Cyclones and hurricanes may sound like different kinds of natural disasters, but these tropical systems are actually quite similar. The two storms fall under the overarching category of "tropical cyclone," which is "a rapid rotating storm originating over tropical oceans from where it draws the energy to develop," according to the World Meteorological Organization (WMO).
The biggest difference is the terminology we used to distinguish them depending on their geographic locations:
A tropical cyclone that reaches speeds of at least 74 miles per hour (119 kilometers per hour) and takes place in the Caribbean, the Gulf of Mexico, the North Atlantic Ocean and the central North Pacific Ocean is referred to as a hurricane.
Those that occur in the Northern Indian Ocean (the Bay of Bengal and Arabian Sea) are called tropical cyclones.
In the western South Pacific and southeast Indian Ocean, these storms are known as severe tropical cyclones.
In the North Pacific the correct term is typhoon.
So why the different names? Well for one, hurricanes, cyclones and typhoons originate in specific locales on the globe and they form during different seasons. The tropical cyclone season in the Northern Indian Ocean, which includes the Bay of Bengal and Arabian Sea, has two peaks of activity. The first occurs from April until June and the second is from September until December. The strongest cyclones occur during the fall peak.
The Atlantic hurricane season, on the other hand, runs from June 1 to Nov. 30. But the most powerful and most destructive hurricanes usually occur in August, September and early October for several reasons: This is when African easterly waves are most developed; wind shear that can destroy potential tropical cyclones tends to be low; sea-surface temperatures are at their peak; and atmosphere instability also rises in the fall.
In the North Pacific, typhoons typically form from May through October, although they can generate all year.
The worst place for these storms is in the Bay of Bengal, where 26 of the world's 35 deadliest tropical cyclones have been recorded. In May 2020, Super Cyclone Amphan made landfall in eastern India as the strongest storm ever recorded in the Bay of Bengal.
What makes it so deadly? Well the Bay of Bengal is the world's largest bay, and it's bordered by India, Bangladesh, Myanmar and Indonesia. It's highly cyclone-prone because its shallow and concave bays are ideal for funneling cyclones as the storms travel, according to BBC. These bays, paired with a high sea surface temperature, are the perfect criteria for extreme cyclones.
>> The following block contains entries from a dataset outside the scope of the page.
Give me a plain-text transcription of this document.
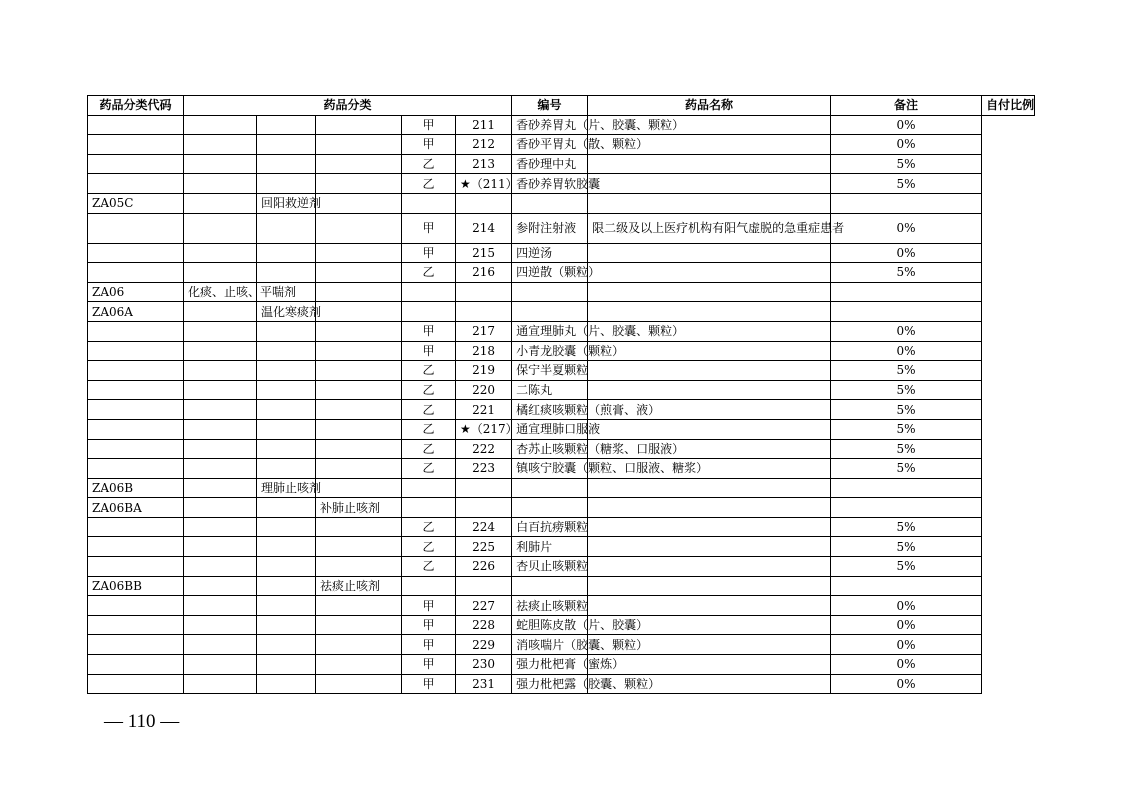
药品分类代码	药品分类					编号	药品名称	备注	自付比例
				甲	211	香砂养胃丸（片、胶囊、颗粒）		0%	
				甲	212	香砂平胃丸（散、颗粒）		0%	
				乙	213	香砂理中丸		5%	
				乙	★（211）	香砂养胃软胶囊		5%	
ZA05C		回阳救逆剂							
				甲	214	参附注射液	限二级及以上医疗机构有阳气虚脱的急重症患者	0%	
				甲	215	四逆汤		0%	
				乙	216	四逆散（颗粒）		5%	
ZA06	化痰、止咳、平喘剂								
ZA06A		温化寒痰剂							
				甲	217	通宣理肺丸（片、胶囊、颗粒）		0%	
				甲	218	小青龙胶囊（颗粒）		0%	
				乙	219	保宁半夏颗粒		5%	
				乙	220	二陈丸		5%	
				乙	221	橘红痰咳颗粒（煎膏、液）		5%	
				乙	★（217）	通宣理肺口服液		5%	
				乙	222	杏苏止咳颗粒（糖浆、口服液）		5%	
				乙	223	镇咳宁胶囊（颗粒、口服液、糖浆）		5%	
ZA06B		理肺止咳剂							
ZA06BA			补肺止咳剂						
				乙	224	白百抗痨颗粒		5%	
				乙	225	利肺片		5%	
				乙	226	杏贝止咳颗粒		5%	
ZA06BB			祛痰止咳剂						
				甲	227	祛痰止咳颗粒		0%	
				甲	228	蛇胆陈皮散（片、胶囊）		0%	
				甲	229	消咳喘片（胶囊、颗粒）		0%	
				甲	230	强力枇杷膏（蜜炼）		0%	
				甲	231	强力枇杷露（胶囊、颗粒）		0%	
— 110 —
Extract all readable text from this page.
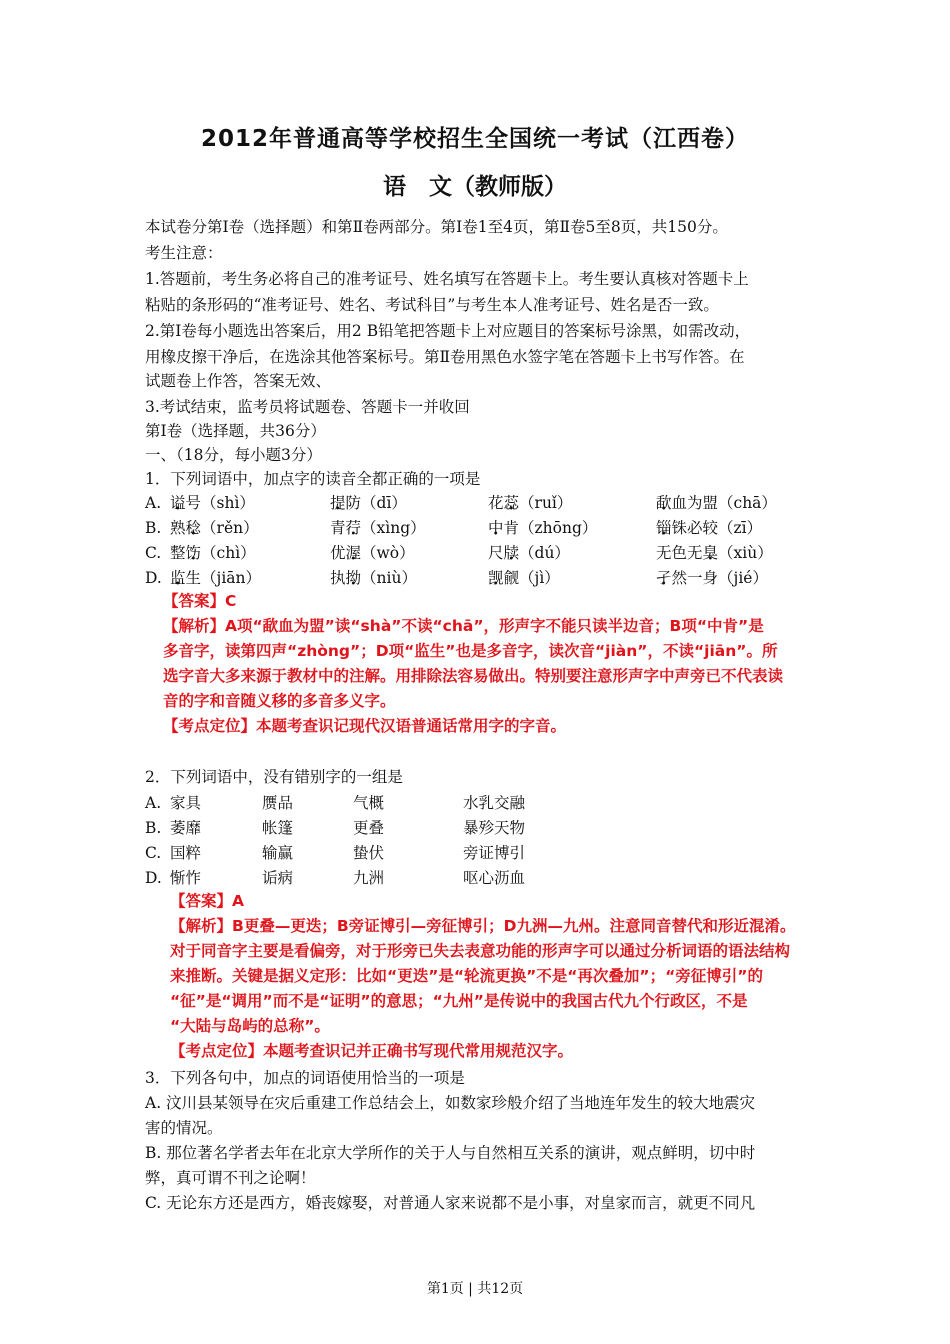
2012年普通高等学校招生全国统一考试（江西卷）
语　文（教师版）
本试卷分第Ⅰ卷（选择题）和第Ⅱ卷两部分。第Ⅰ卷1至4页，第Ⅱ卷5至8页，共150分。
考生注意：
1.答题前，考生务必将自己的准考证号、姓名填写在答题卡上。考生要认真核对答题卡上
粘贴的条形码的“准考证号、姓名、考试科目”与考生本人准考证号、姓名是否一致。
2.第Ⅰ卷每小题选出答案后，用2 B铅笔把答题卡上对应题目的答案标号涂黑，如需改动，
用橡皮擦干净后，在选涂其他答案标号。第Ⅱ卷用黑色水签字笔在答题卡上书写作答。在
试题卷上作答，答案无效、
3.考试结束，监考员将试题卷、答题卡一并收回
第Ⅰ卷（选择题，共36分）
一、（18分，每小题3分）
1．下列词语中，加点字的读音全都正确的一项是
A. 谥号（shì）	提防（dī）	花蕊（ruǐ）	歃血为盟（chā）
B. 熟稔（rěn）	青荇（xìng）	中肯（zhōng）	锱铢必较（zī）
C. 整饬（chì）	优渥（wò）	尺牍（dú）	无色无臭（xiù）
D. 监生（jiān）	执拗（niù）	觊觎（jì）	孑然一身（jié）
【答案】C
【解析】A项“歃血为盟”读“shà”不读“chā”，形声字不能只读半边音；B项“中肯”是
多音字，读第四声“zhòng”；D项“监生”也是多音字，读次音“jiàn”，不读“jiān”。所
选字音大多来源于教材中的注解。用排除法容易做出。特别要注意形声字中声旁已不代表读
音的字和音随义移的多音多义字。
【考点定位】本题考查识记现代汉语普通话常用字的字音。
2．下列词语中，没有错别字的一组是
A. 家具	赝品	气概	水乳交融
B. 萎靡	帐篷	更叠	暴殄天物
C. 国粹	输赢	蛰伏	旁证博引
D. 惭怍	诟病	九洲	呕心沥血
【答案】A
【解析】B更叠—更迭；B旁证博引—旁征博引；D九洲—九州。注意同音替代和形近混淆。
对于同音字主要是看偏旁，对于形旁已失去表意功能的形声字可以通过分析词语的语法结构
来推断。关键是据义定形：比如“更迭”是“轮流更换”不是“再次叠加”；“旁征博引”的
“征”是“调用”而不是“证明”的意思；“九州”是传说中的我国古代九个行政区，不是
“大陆与岛屿的总称”。
【考点定位】本题考查识记并正确书写现代常用规范汉字。
3．下列各句中，加点的词语使用恰当的一项是
A. 汶川县某领导在灾后重建工作总结会上，如数家珍般介绍了当地连年发生的较大地震灾
害的情况。
B. 那位著名学者去年在北京大学所作的关于人与自然相互关系的演讲，观点鲜明，切中时
弊，真可谓不刊之论啊！
C. 无论东方还是西方，婚丧嫁娶，对普通人家来说都不是小事，对皇家而言，就更不同凡
第1页 | 共12页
But hurricanes in the Atlantic also are increasing in strength — and climate change may be the cause, according to a June 2020 paper published in the journal Proceedings of the National Academy of Sciences. Researchers studied 39 years' worth of data to determine that not only are storms getting stronger, but major tropical cyclones also are increasing in frequency. This trend could be a "perfect coincidence of other trends," according to Live Science, but the models and real-world observations indicate climate change is most likely to blame.